For this community, participant feedback says it all. From “EcoDataSci is a wonderful resource and it is so nice to see that an active coding community has been built. It’s a rare thing!” to “I’m so thankful EcoDataSci exists! It makes coding so much less scary” and “it was a great way to learn new skills or get code that I can use for my own projects.”
Eco-Data-Science is designed as 1.5 hour sessions with topics ranging from Intro to R to visualization and text mining. These sessions welcome all skill levels and are open to all UCSB students and faculty. See the current schedule here and follow them on Twitter.
… to engaging with our local community
As academics, our community is usually composed of other academics.
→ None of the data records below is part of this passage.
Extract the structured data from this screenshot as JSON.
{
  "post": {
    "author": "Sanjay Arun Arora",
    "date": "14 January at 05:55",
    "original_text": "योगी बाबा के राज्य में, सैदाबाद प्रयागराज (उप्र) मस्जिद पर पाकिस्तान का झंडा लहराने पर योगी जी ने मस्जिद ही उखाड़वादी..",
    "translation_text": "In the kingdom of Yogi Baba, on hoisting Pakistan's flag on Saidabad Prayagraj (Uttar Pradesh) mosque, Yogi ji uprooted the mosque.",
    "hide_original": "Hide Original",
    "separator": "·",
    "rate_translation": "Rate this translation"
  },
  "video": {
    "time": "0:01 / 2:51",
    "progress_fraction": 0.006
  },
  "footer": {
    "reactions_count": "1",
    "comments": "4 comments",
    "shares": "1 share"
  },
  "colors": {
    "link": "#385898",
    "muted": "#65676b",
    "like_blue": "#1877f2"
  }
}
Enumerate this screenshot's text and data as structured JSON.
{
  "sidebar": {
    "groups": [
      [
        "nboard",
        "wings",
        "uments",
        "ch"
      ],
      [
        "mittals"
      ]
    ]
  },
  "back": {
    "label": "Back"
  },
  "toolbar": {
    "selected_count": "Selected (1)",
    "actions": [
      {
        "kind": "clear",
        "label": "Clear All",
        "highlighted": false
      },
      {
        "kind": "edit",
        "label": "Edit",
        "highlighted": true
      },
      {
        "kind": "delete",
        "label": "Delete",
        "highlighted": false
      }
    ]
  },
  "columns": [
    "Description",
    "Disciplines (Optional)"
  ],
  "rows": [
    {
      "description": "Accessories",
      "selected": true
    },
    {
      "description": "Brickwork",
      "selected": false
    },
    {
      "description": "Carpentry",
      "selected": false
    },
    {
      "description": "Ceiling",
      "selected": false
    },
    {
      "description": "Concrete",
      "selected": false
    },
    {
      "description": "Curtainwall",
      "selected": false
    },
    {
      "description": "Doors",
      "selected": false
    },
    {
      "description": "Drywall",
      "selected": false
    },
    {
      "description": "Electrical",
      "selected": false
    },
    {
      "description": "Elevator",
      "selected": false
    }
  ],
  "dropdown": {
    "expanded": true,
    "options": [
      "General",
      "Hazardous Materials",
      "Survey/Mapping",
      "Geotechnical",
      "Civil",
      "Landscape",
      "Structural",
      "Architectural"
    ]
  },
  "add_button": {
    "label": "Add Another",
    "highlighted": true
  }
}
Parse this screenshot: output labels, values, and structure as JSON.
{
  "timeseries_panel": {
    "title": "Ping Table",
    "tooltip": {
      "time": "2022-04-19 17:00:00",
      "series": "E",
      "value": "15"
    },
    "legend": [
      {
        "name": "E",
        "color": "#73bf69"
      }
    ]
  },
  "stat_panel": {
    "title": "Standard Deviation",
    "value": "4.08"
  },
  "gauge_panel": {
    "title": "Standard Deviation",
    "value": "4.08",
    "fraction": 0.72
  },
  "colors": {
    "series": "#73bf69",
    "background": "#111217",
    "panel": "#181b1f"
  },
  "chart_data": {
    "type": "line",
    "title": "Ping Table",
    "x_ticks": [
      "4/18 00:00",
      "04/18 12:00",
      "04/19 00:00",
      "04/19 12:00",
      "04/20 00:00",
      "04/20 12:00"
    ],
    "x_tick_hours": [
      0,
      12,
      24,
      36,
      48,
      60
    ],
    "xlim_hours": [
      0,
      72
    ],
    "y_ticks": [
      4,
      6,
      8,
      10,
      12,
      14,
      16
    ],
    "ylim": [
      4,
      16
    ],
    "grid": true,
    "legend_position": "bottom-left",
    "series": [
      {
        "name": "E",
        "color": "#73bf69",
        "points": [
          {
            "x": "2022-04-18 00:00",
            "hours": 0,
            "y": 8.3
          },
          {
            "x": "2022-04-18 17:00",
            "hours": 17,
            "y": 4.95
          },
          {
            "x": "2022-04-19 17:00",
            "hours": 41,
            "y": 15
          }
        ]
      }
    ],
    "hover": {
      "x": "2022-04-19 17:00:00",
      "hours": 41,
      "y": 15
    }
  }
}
But we fully recognize people other than academics use data science in their daily work. To reach out beyond campus, we co-founded a Santa Barbara RLadies chapter along with UCSB’s statistics professor Allison Horst.
As members of a team composed of majority women, the core mission of RLadies – increasing gender diversity in the programming community – is something we fully support. Since RLadies is a global community network, we wanted to explicitly join it and have presence in Santa Barbara.
“What drew me most to the RLadies organization were the major themes of inclusivity and creating a welcoming learning environment,” says Julie. “We wanted to branch outside of academia to see who in our local community might want to learn R or are already using R.”
By diversifying who we interact with in the coding world, we hope to broaden our horizons and learn from this new community. Keep up to date with the Santa Barbara RLadies chapter on Twitter, MeetUp, and GitHub.
… to amplifying our message globally
During her work as a Mozilla Fellow, Julie will continue to bring practices developed for the OHI+ program to wider audiences and co-lead the OHI Fellows program.
“I am excited to amplify all of the work accomplished with OHI and get more scientists engaged with open data science,” says Julie. “I was drawn to Mozilla because their projects seem very community-driven and people-driven, which is the way I work and the way I think science should work at larger scales.”
Stay tuned to learn more about her fellowship experience and the development of her program Openscapes.
Major takeaway: Communities are important!
For us, collaborative learning is highly valued, so building community has been an extremely worthwhile and rewarding part of our jobs. Community was a big part of choosing to use R for us, and as Hadley Wickham said in a recent interview, “so why R today? When you talk about choosing programming languages, I always say you shouldn’t pick them based on technical merits, but rather pick them based on the community.”